The partnership was announced on Thursday in a joint press release from the SeaLife Center and the Alaska Chadux network.
“We have been working on leveraging our unique response systems into an oiled marine mammal response program that not only meets the requirements of various state and federal agencies but also of those companies who benefit from our oil spill preparedness and response capabilities,” Chadux Network President and CEO Buddy Custard said in the release. “Our experience confirms that collaborating with professional organizations such as the Alaska SeaLife Center is the most effective way to sustain specialized services in our oil spill response inventory.”
Custard told the Clarion on Friday that the partnership is “groundbreaking.”
“We’re very excited about this,” Custard said. “We are now extending wildlife rehabilitation all the way out to Western Alaska.
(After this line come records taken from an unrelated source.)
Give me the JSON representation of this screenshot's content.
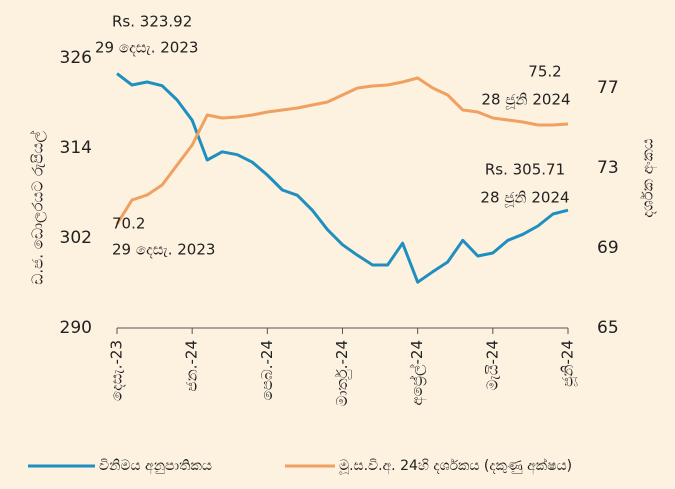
{
  "chart_data": {
    "type": "line",
    "categories": [
      "දෙසැ.-23",
      null,
      null,
      null,
      null,
      "ජන.-24",
      null,
      null,
      null,
      null,
      "පෙබ.-24",
      null,
      null,
      null,
      null,
      "මාර්තු.-24",
      null,
      null,
      null,
      null,
      "අප්‍රේල්-24",
      null,
      null,
      null,
      null,
      "මැයි-24",
      null,
      null,
      null,
      null,
      "ජූනි-24"
    ],
    "series": [
      {
        "name": "විනිමය අනුපාතිකය",
        "color": "#1f8fc0",
        "values": [
          323.92,
          322.4,
          322.8,
          322.3,
          320.4,
          317.7,
          312.4,
          313.5,
          313.1,
          312.1,
          310.4,
          308.4,
          307.7,
          305.7,
          303.1,
          301.1,
          299.7,
          298.4,
          298.4,
          301.3,
          296.1,
          297.5,
          298.8,
          301.7,
          299.6,
          300,
          301.7,
          302.5,
          303.6,
          305.2,
          305.71
        ]
      },
      {
        "name": "මූ.ස.වි.අ. 24හි දර්ශකය (දකුණු අක්ෂය)",
        "color": "#f0a060",
        "axis": "y2",
        "values": [
          70.2,
          71.4,
          71.65,
          72.15,
          73.15,
          74.15,
          75.65,
          75.5,
          75.55,
          75.65,
          75.8,
          75.9,
          76,
          76.15,
          76.3,
          76.65,
          77,
          77.1,
          77.15,
          77.3,
          77.5,
          77,
          76.65,
          75.9,
          75.8,
          75.5,
          75.4,
          75.3,
          75.15,
          75.15,
          75.2
        ]
      }
    ],
    "ylabel": "ඩ.ජ. ඩොලරයට රුපියල්",
    "y2label": "දර්ශක අංකය",
    "ylim": [
      290,
      330
    ],
    "yticks": [
      290,
      302,
      314,
      326
    ],
    "y2lim": [
      65,
      80
    ],
    "y2ticks": [
      65,
      69,
      73,
      77
    ],
    "annotations": [
      "Rs. 323.92",
      "29 දෙසැ. 2023",
      "70.2",
      "29 දෙසැ. 2023",
      "75.2",
      "28 ජූනි 2024",
      "Rs. 305.71",
      "28 ජූනි 2024"
    ],
    "legend": "bottom"
  }
}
And as you know Alaska is home to many species that are endangered or threatened, so we want to make sure we can protect those species for generations to come.”
Western Alaska, Custard said, incorporates the coastline from Point Barrow in the northernmost region of the state all the way down to the end of the Aleutian Islands chain. The partnership with the SeaLife Center comes at a time when shipping in activity in the region is expected to increase, as the Arctic ice continues to melt and recede.
“Because the sea ice is receding, that’s expanding shipping lanes up north,” Custard said. “Which means there’s going to be more and more encounters up there with marine mammals and shipping, as well as an increased risk of a potential oil spill up in those regions.”
Chip Arnold, who is the COO of the SeaLife Center and has been the administrator of its oil spill response program for about 11 years, said that center did not have the capability to respond to oil spills when it was first created in 1998. Because the SeaLife Center is the only authorized marine mammal stranding facility in the state, however, personnel knew that they would be responding to oil spills at some point, Arnold said.
“Around 2010, we started interacting with Alaska Clean Seas, another organization that responds to oil spills,” Arnold said. “We knew we would be involved. It was never a question of if we were going to respond. We are going to respond.”
Since that time, Arnold said, the SeaLife Center has developed the infrastructure and the personnel to treat marine mammals affected by oil spills, including eight mobile conex containers for transportation and a specialized cleaning station at the center’s facility in Seward.
Arnold said that SeaLife Center wouldn’t be hiring any additional personnel as part of the partnership with the Chadux network, instead calling upon the more than 430 qualified responders across the country that the SeaLife Center has helped train over the last several years. In the event of an oil spill, Arnold said, these qualified responders are ready to “drop everything” on short notice and fly to Alaska to assist with relief efforts.